Nur noch zwei Spiele, dann ist die Leidenszeit der Landsberger Handballer in der Landesliga Süd vorüber. Foto: Krivec

Nach guten und relativ ausgeglichenen ersten 20 Minuten haben die Handballer des TSV Landsberg am Samstag die nächste deftige Niederlage in der Landesliga Süd kassiert. Der TV Memmingen schickte die Lech­- städter mit einer 34:18-Packung wieder nach Hause. Zu überlegen war dann, vor allem der mit höherklassig erfahrenen Spielern besetzte Rückraum der Gastgeber.

Die Landsberger begannen mit schnellem sicheren Spiel und konnten gleich auf 3:1 setzen. Dann legte Memmingen zu und zeigte seine Klasse mit präzisen Rückraumwürfen und glich so schnell aus.
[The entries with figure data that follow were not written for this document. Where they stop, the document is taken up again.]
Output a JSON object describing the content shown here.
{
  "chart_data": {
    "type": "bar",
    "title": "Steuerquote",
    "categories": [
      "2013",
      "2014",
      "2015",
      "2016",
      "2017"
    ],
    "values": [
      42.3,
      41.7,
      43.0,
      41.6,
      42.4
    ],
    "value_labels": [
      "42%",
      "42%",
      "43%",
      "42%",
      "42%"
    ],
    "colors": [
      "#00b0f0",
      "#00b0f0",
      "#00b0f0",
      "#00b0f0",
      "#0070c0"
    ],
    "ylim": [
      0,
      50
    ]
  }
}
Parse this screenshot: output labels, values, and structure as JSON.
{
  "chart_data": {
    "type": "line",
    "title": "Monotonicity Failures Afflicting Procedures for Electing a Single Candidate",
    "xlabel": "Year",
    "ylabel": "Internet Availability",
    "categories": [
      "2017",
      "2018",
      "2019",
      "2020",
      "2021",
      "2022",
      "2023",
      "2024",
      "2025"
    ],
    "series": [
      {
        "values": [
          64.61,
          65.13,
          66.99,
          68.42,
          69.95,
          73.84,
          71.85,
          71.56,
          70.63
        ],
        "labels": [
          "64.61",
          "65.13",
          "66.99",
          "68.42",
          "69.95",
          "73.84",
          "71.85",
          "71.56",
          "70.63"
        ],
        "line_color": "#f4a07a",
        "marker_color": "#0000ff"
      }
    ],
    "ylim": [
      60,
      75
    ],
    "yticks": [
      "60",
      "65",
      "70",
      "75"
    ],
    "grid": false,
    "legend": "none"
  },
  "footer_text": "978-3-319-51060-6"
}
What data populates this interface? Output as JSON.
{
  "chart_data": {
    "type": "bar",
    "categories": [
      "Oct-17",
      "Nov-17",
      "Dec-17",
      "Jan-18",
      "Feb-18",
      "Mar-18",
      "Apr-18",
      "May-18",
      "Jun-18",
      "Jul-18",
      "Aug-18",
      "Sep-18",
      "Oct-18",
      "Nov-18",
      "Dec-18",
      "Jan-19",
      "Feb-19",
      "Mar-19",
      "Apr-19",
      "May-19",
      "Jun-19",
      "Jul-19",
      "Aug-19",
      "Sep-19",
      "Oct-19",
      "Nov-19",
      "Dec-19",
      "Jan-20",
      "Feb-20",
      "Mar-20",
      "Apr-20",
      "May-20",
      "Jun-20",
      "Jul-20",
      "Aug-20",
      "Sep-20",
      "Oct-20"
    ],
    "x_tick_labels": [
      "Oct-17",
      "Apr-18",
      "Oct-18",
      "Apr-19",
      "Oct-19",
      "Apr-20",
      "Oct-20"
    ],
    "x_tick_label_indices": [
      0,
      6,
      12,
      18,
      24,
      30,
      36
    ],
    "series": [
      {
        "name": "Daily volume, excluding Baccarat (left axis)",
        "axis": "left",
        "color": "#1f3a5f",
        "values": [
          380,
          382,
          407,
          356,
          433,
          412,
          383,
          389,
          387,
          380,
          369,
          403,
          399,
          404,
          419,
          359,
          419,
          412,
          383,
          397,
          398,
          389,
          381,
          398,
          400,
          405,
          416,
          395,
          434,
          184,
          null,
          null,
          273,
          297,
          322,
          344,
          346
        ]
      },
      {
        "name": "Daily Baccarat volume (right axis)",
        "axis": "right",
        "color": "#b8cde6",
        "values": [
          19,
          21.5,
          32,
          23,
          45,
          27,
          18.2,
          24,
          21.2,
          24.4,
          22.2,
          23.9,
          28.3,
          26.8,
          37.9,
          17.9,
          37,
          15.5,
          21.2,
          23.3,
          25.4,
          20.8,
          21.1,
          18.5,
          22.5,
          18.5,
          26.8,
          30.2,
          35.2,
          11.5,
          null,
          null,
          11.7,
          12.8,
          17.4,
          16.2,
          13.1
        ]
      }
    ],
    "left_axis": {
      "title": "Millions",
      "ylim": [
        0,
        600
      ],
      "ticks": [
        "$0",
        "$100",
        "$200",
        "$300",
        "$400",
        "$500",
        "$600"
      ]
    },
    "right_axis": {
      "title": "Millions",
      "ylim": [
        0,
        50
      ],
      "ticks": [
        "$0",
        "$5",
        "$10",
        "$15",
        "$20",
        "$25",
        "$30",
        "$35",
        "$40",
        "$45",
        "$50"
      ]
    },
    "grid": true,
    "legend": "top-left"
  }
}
Die Gäste arbeiteten in dieser Phase in der Abwehr sehr aufmerksam, hätten aber insgesamt mit noch konsequenterem Vorgehen im Abwehrverhalten das eine oder andere Tor verhindern können. Die Partie blieb trotzdem offen und vor allem Tomas Schwirkmann zeigte im Angriff seine Gefährlichkeit. Dann verloren die Landsberger Aktionen gegen die aktive Memminger Abwehr an Wirkung und auf der anderen Seite bekam man den großen Kreisläufer der Gastgeber einfach nicht in den Griff. Er profitierte immer wieder von den cleveren Anspielen seines Mittelmanns. So wuchs Rückstand kontinuierlich an. 19:10 stand’s zur Pause. Die zweite Hälfte begannen die Landsberger mit einem schön heraus gespielten Unterzahltor. Man zeigte, dass man nicht gewillt war die Niederlage einfach so hinzunehmen und hielt den Abstand (13:23/36.). Dann aber kassierte Tomas Schwirkmann für eine unglückliche Abwehraktion die Rote Karte, der Kopf des Landsberger Teams musste vom Feld. Seine Kameraden ließen sich davon nicht entmutigen und stemmten sich gegen die Niederlage. Doch Memmingen war nun eindeutig überlegen und baute den Vorsprung weiter aus (15:27/45.). Trotzdem zeigten die Gäste immer wieder gelungene Aktionen und hatten etliche gute Chancen, die aber zu oft am Aluminium endeten. Bei einer besseren Chancenverwertung wäre schon noch ein paar Treffer drin gewesen, offensichtlich ließen auch die Kräfte nach. So musste man sich deutlich mit 34:18 geschlagen geben. „Die ersten 20 Minuten waren wirklich ganz ordentlich, dann haben wir gerade im Abwehrverhalten wieder zu viele Fehler gemacht,“ resümiert Landsbergs Trainer Wiggerl Hoffmann. „Mit dem individuellen Niveau der Memminger können wir allerdings in der Breite einfach nicht mithalten.“ Am kommenden Samstag muss der TSV Landsberg zum letzten Auswärtsspiel dieser Saison nach Allach (17.30 Uhr), bevor die Spielzeit dann am Samstag, 28. April (16 Uhr), mit dem Heimspiel gegen den Mitabsteiger Indersdorf endet.